Nurses need support within profession to overcome addiction

Substance abuse and addiction among healthcare workers are common but the secret to giving nurses the support they need to overcome these problems may lie with their fellow nurses, according to MinnPost.

About 80 percent of states have a peer support network for nurses who are working to recover and re-enter nursing. Minnesota’s is one of the newer networks, beginning about two years ago. While a strong support network in general is helpful during the recovery process, support from other nurses can make all the difference, according to Marie Manthey, chair of the Nurses Peer Support Network.

“Nurses need to talk to nurses about their addiction,” she told MinnPost. “They can talk to their family. They can talk to their friends and their therapists. That’s all wonderful. But the real healing comes when a nurse is talking to a nurse. There is a connection and an understanding there that cannot be met in any other kind of relationship.”

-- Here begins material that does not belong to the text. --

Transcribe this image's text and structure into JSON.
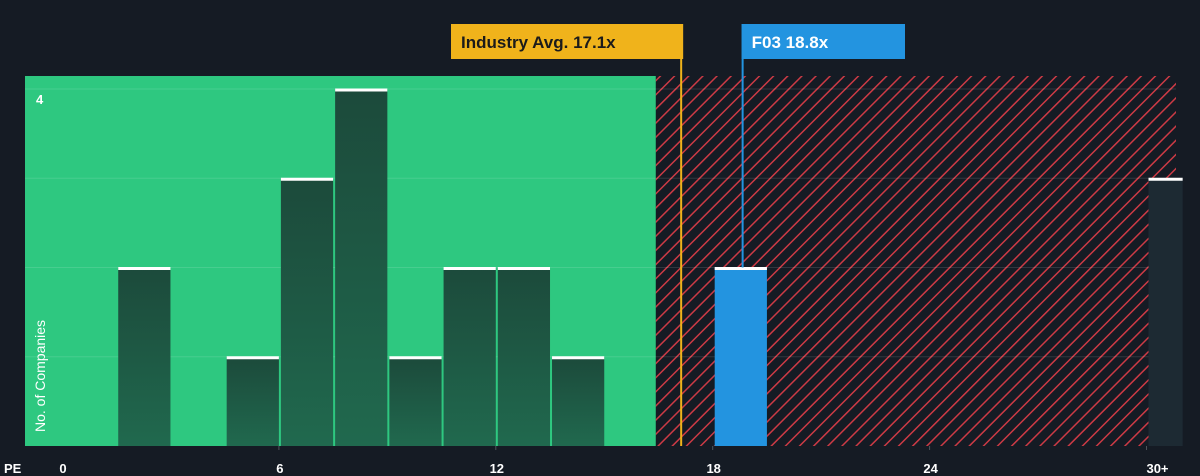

Many nurses who struggle with addiction end up breaking their patients’ trust, and the shame they feel over that can hinder the recovery process, which compounds the problem by leading to them to delay or forgo treatment, Manthey said. Groups like the Nurses Peer Support Network help nurses with addiction problems connect with one another during the recovery process to overcome this sense of shame, and provides education to other nurses and nursing students about addiction in the profession and the factors that can cause or worsen it. Such work is more important now than ever, Manthey said, in the midst of an ongoing nursing shortage that will become worse if employers turn away qualified, sober nurses due to the stigma of addiction in their pasts.